Da ultimo, un dato politico non meno importante, che riguarda il Pd e il suo segretario, ieri rimasti ai margini rispetto a tutto ciò che è successo. Forse Letta avrebbe potuto subodorare quel che si stava preparando, dopo la decisione di non partecipare al voto di Forza Italia. E avrebbe quindi potuto optare per il sostegno a un “candidato di bandiera”, giusto per non lasciare a briglie sciolte, e sostanzialmente fuori controllo, i suoi senatori.
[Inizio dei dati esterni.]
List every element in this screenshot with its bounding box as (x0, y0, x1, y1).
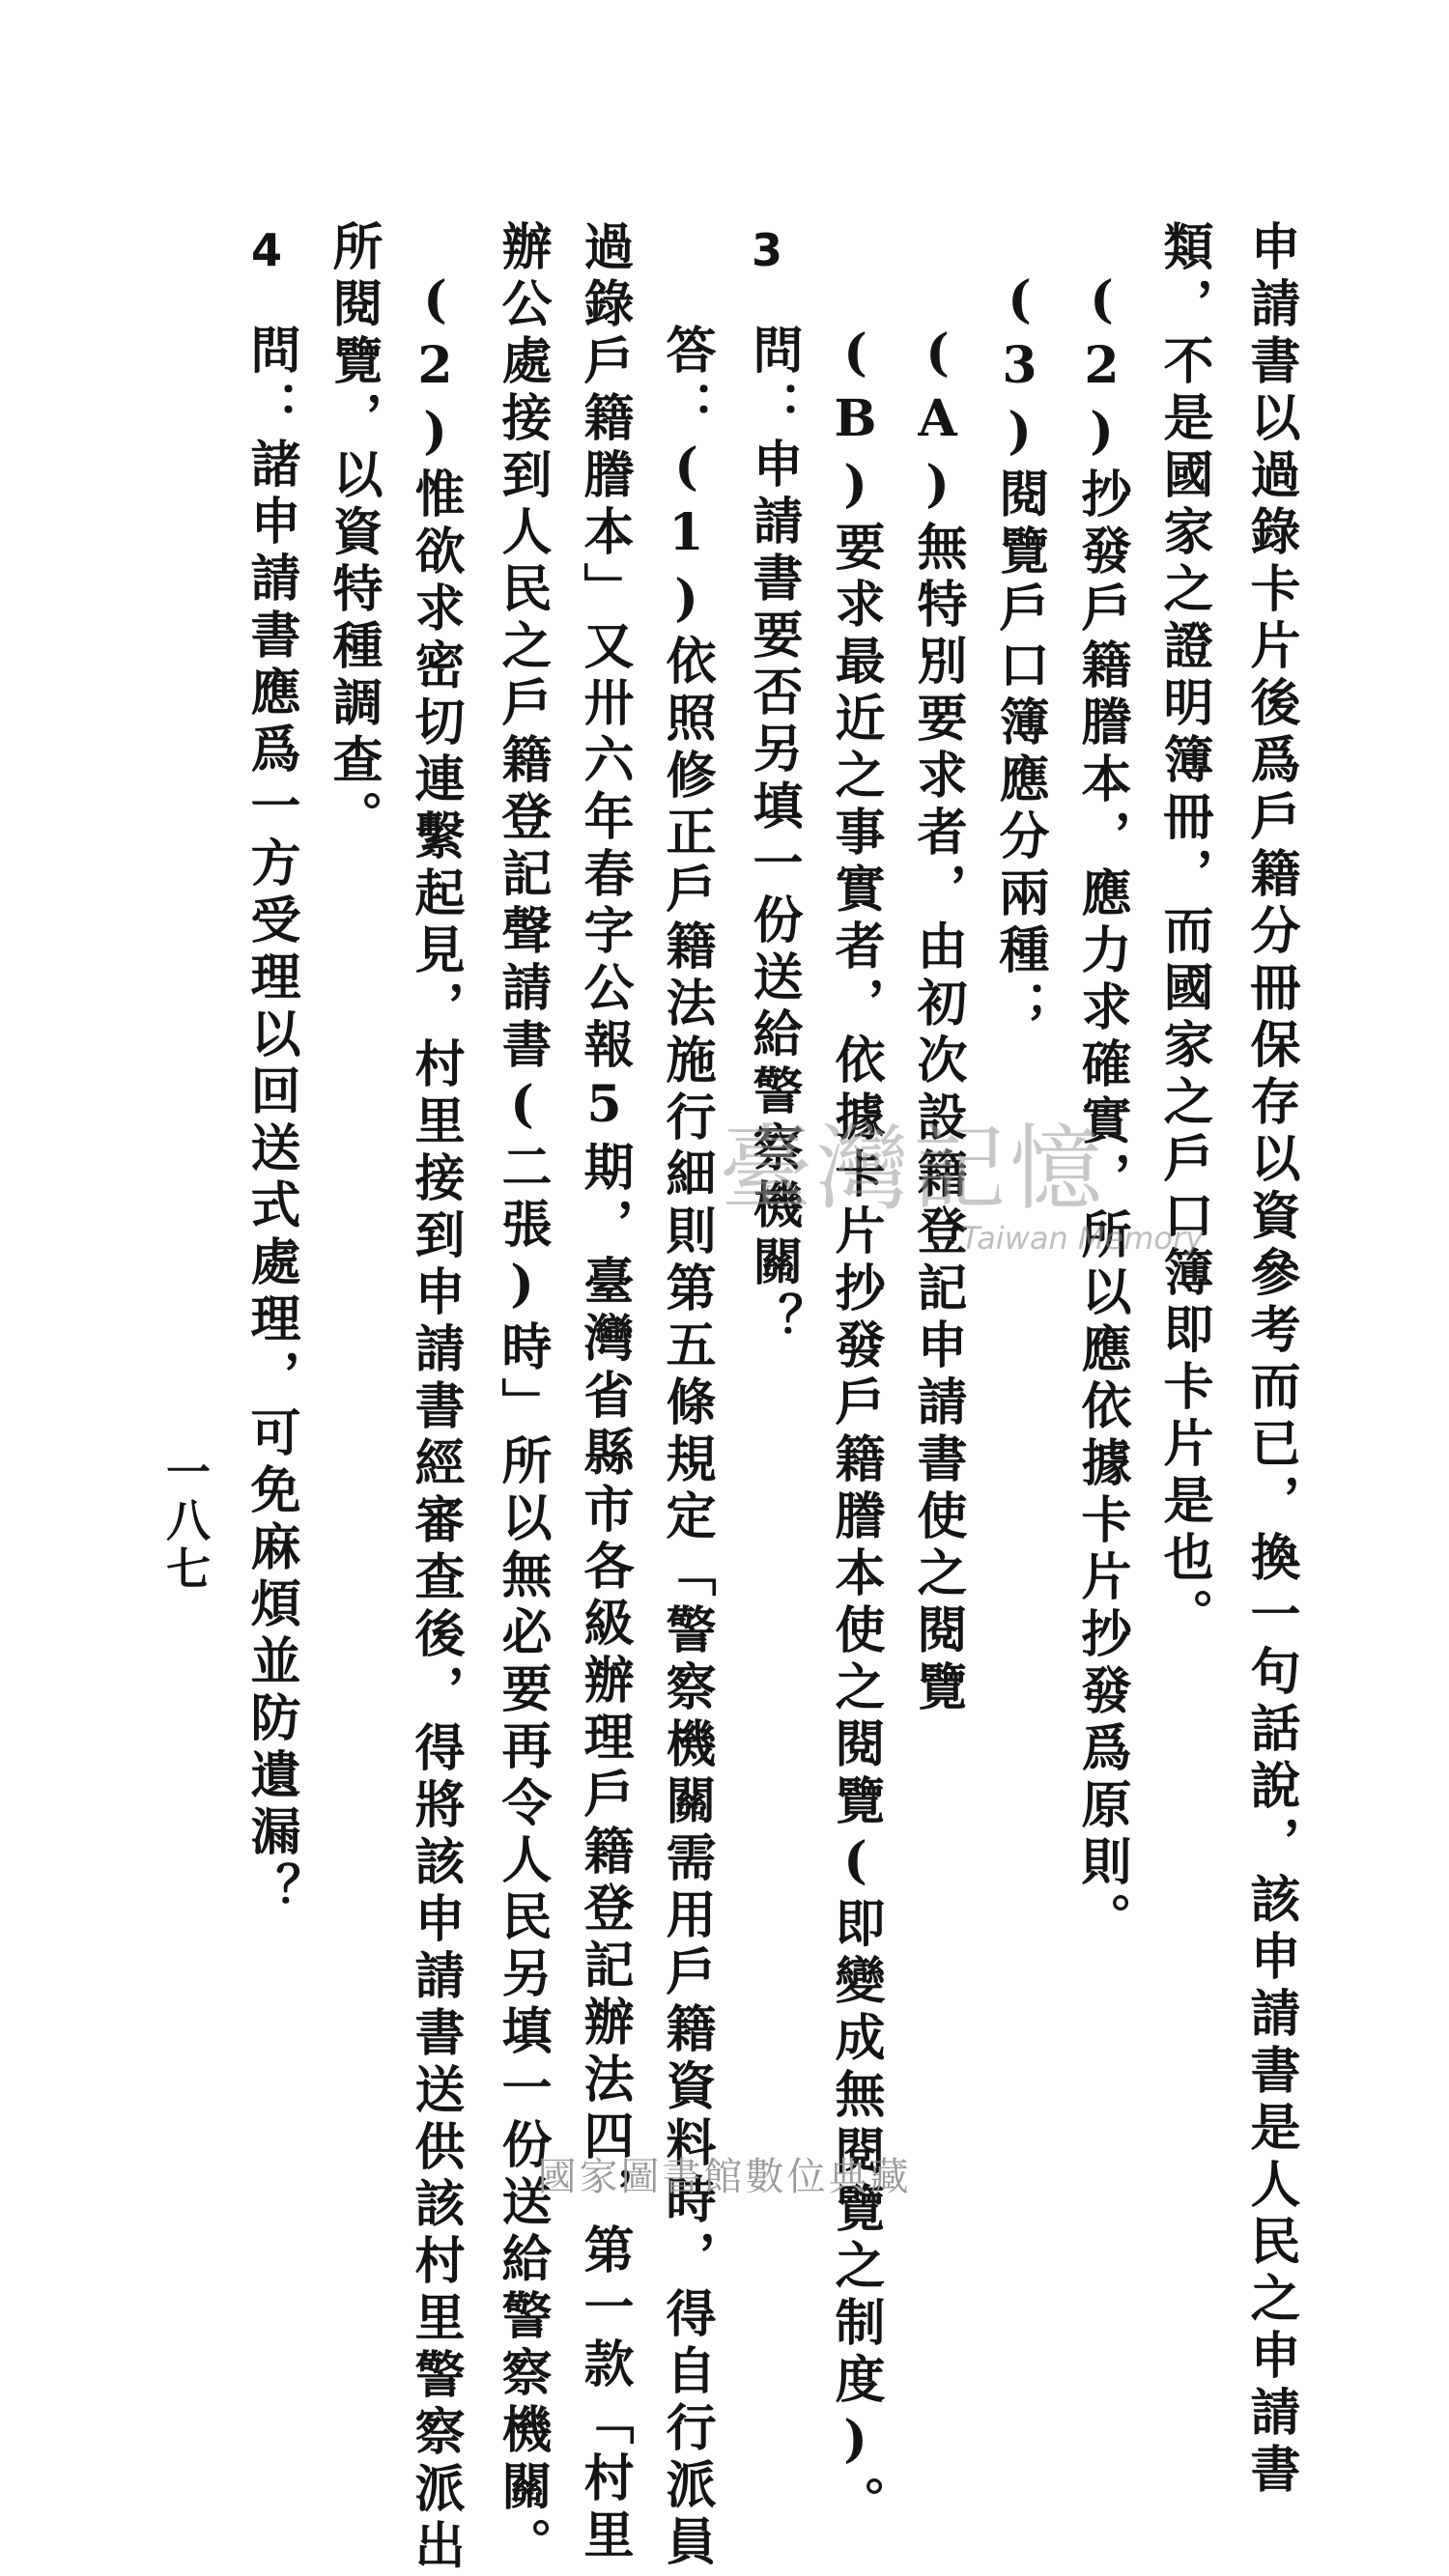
footer-collection-label: 國家圖書館數位典藏 (537, 2155, 912, 2199)
watermark-sub: Taiwan Memory (961, 1220, 1205, 1257)
text-column-9: 過錄戶籍謄本」又卅六年春字公報5期，臺灣省縣市各級辦理戶籍登記辦法四，第一款「村里 (575, 220, 634, 2565)
text-column-7: 問：申請書要否另填一份送給警察機關？ (744, 324, 803, 1349)
text-column-11: (2)惟欲求密切連繫起見，村里接到申請書經審查後，得將該申請書送供該村里警察派出 (406, 270, 465, 2576)
text-column-5: (A)無特別要求者，由初次設籍登記申請書使之閱覽 (908, 324, 967, 1717)
text-column-1: 申請書以過錄卡片後爲戶籍分冊保存以資參考而已，換一句話說，該申請書是人民之申請書 (1241, 220, 1300, 2500)
page-number: 一八七 (159, 1449, 212, 1594)
watermark-main: 臺灣記憶 (720, 1115, 1106, 1223)
text-column-6: (B)要求最近之事實者，依據卡片抄發戶籍謄本使之閱覽(即變成無閱覽之制度)。 (826, 324, 885, 2533)
question-number-3: 3 (741, 224, 793, 276)
text-column-13: 問：諸申請書應爲一方受理以回送式處理，可免麻煩並防遺漏？ (242, 324, 300, 1919)
text-column-2: 類，不是國家之證明簿冊，而國家之戶口簿即卡片是也。 (1154, 220, 1213, 1645)
question-number-4: 4 (241, 224, 293, 276)
text-column-3: (2)抄發戶籍謄本，應力求確實，所以應依據卡片抄發爲原則。 (1072, 270, 1131, 1949)
text-column-8: 答：(1)依照修正戶籍法施行細則第五條規定「警察機關需用戶籍資料時，得自行派員 (657, 324, 716, 2572)
text-column-4: (3)閱覽戶口簿應分兩種； (990, 270, 1049, 1037)
text-column-10: 辦公處接到人民之戶籍登記聲請書(二張)時」所以無必要再令人民另填一份送給警察機關。 (493, 220, 552, 2574)
text-column-12: 所閱覽，以資特種調查。 (324, 220, 383, 847)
Ma ciò che ancor più conta, soprattutto per le prospettiva che attendono il Pd in questa legislatura, che fin d’ora si annuncia vivace, è che forse il gruppo dirigente democratico, a cominciare dal suo leader (anche se ormai prossimo all’uscita di scena), dovrebbe pensare un po’ meno in grande e invece che assecondare quella disastrosa illusione che lo induce a ritenersi al centro dell’universo politico, comprendere che nel mondo ci sono anche gli altri, non solo una maggioranza ma anche un’opposizione, plurale e articolata e soprattutto non disposta a farsi condurre dal PD. La centralità politica si deve conquistare sul campo e per avere un esempio di quanto una maggiore umiltà sia al momento aliena al gruppo dirigente democratico, basti guardare a ciò che è successo ieri: il Pd, volendo ergersi a un ruolo di guida che nessuno gli ha fin qui riconosciuto, chiedeva all’opposizione di essere compatta; ma è successo proprio il contrario, con un liberi tutti che alla fine ha permesso al centro-destra di superare le difficoltà del momento e di eleggere il proprio candidato alla Presidenza del Senato. E proprio quanto accaduto dovrebbe valere da monito, per far comprendere come nello scenario della prossima legislatura sarà assai difficile, se non impossibile, mettere in campo un’opposizione coesa, a maggior ragione sotto la guida del partito che tutti, dal centro-destra al Terzo Polo, senza dimenticare i 5 Stelle, hanno trattato come bersaglio nella campagna elettorale. Ma se fino a qualche mese fa, occupando posizioni di governo, sarebbe stato assai difficile non considerarlo come interlocutore, oggi il PD, dai banchi dell’opposizione, rischia di essere condannato all’indifferenza.